Les groupes chinois ont déjà investi des liquidités dans plusieurs sociétés en Italie. Ils cherchent à bénéficier de la baisse de l'euro au moment où l'Europe sort du marasme économique.

En s'emparant de Pirelli, dont le siège devrait rester en Italie, ChemChina met la main sur un fabricant de pneumatiques haut de gamme susceptible de dégager des marges confortables, tout en offrant à l'italien un accès privilégié au marché chinois.
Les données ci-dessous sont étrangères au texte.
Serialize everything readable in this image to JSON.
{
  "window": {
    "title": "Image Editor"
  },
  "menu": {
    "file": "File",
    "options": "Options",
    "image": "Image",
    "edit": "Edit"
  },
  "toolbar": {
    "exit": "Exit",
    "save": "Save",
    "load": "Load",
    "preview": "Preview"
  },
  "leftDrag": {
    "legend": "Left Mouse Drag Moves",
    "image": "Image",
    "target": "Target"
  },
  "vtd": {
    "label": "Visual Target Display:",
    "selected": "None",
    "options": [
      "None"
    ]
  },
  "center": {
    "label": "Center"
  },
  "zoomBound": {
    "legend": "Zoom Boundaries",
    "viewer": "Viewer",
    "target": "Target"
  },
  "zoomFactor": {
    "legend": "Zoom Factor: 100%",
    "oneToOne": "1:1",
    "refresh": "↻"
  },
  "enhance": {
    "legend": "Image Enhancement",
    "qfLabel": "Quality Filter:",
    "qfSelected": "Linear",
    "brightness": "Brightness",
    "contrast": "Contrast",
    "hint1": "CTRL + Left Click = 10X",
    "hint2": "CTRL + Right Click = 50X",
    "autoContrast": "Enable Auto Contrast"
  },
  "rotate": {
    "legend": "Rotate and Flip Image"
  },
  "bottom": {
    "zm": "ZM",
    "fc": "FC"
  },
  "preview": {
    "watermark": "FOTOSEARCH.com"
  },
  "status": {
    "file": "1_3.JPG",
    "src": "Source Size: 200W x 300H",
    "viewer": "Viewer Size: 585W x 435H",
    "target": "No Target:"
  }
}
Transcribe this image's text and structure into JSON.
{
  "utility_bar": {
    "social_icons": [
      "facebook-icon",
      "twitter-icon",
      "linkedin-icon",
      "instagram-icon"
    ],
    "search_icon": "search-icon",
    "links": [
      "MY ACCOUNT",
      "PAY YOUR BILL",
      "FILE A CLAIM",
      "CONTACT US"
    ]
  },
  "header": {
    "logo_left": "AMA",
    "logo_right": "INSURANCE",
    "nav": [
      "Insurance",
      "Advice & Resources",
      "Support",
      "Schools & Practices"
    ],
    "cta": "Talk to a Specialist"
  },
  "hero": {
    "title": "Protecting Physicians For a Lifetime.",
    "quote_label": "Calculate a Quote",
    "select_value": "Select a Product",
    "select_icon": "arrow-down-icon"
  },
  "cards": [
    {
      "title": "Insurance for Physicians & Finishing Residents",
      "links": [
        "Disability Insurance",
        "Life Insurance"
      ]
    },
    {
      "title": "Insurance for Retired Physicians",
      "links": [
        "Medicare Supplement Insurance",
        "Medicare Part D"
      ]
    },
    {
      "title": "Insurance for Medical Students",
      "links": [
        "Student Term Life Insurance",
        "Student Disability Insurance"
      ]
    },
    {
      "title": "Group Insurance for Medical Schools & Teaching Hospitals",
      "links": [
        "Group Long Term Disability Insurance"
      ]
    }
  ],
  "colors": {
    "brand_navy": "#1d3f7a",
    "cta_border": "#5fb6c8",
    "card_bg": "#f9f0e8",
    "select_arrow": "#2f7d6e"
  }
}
L'offre sur Pirelli, annoncée dimanche, marque le retour des entreprises publiques chinoises sur la scène internationale à la suite de l'offensive anti-corruption du président Xi Jinping qui avait pris pour cibles plusieurs responsables, passés et présents, de ces entreprises.

Surtout, elle pourrait aider la Chine, qui est déjà un acteur international de poids dans des secteurs tels que les télécoms et internet, à développer sa propre industrie automobile.

Quant à Pirelli, il serait mieux en mesure de concurrencer des groupes tels que Michelin et Continental, qui veulent se développer en Asie.

Dans un premier temps, China National Tire & Rubber (CNRC), filiale de ChemChina qui fabrique des pneumatiques, va racheter les 26,2% détenus dans Pirelli par la holding Camfin, avant de lancer une offre publique d'achat obligatoire sur les titres encore en circulation.

L'offre sera lancée par un véhicule contrôlé par le groupe chinois et dont le tour de table sera notamment composé des actionnaires de Camfin : Marco Tronchetti Provera, l'administrateur délégué (patron) de Pirelli, les banques italiennes UniCredit et Intesa Sanpaolo et le pétrolier Rosneft. Le groupe russe était jusqu'ici propriétaire de 50% de Camfin.

PROVERA RESTE AUX COMMANDES

L'offre sera faite au prix de 15 euros l'action, valorisant Pirelli à 7,1 milliards d'euros, en excluant un endettement net qui s'élevait fin 2014 à près d'un milliard d'euros. CNRC envisage de radier Pirelli de la cote.

L'action Pirelli gagnait 1,58% à 15,47 vers 15h30 lundi en Bourse de Milan, au-dessus du prix offert, ce qui incite certains traders à dire que ChemChina devra peut-être relever son offre pour remporter l'adhésion des actionnaires du groupe italien.

Dès vendredi, les rumeurs d'un rachat de Pirelli avaient fait s'envoler le titre à un pic de 15,81 euros.

La presse italienne a évoqué la possibilité d'une contre-offre des grands concurrents européens de Pirelli, comme Michelin ou Continental, ce qui pourrait également faire grimper le cours, même si certains analystes se montrent sceptiques.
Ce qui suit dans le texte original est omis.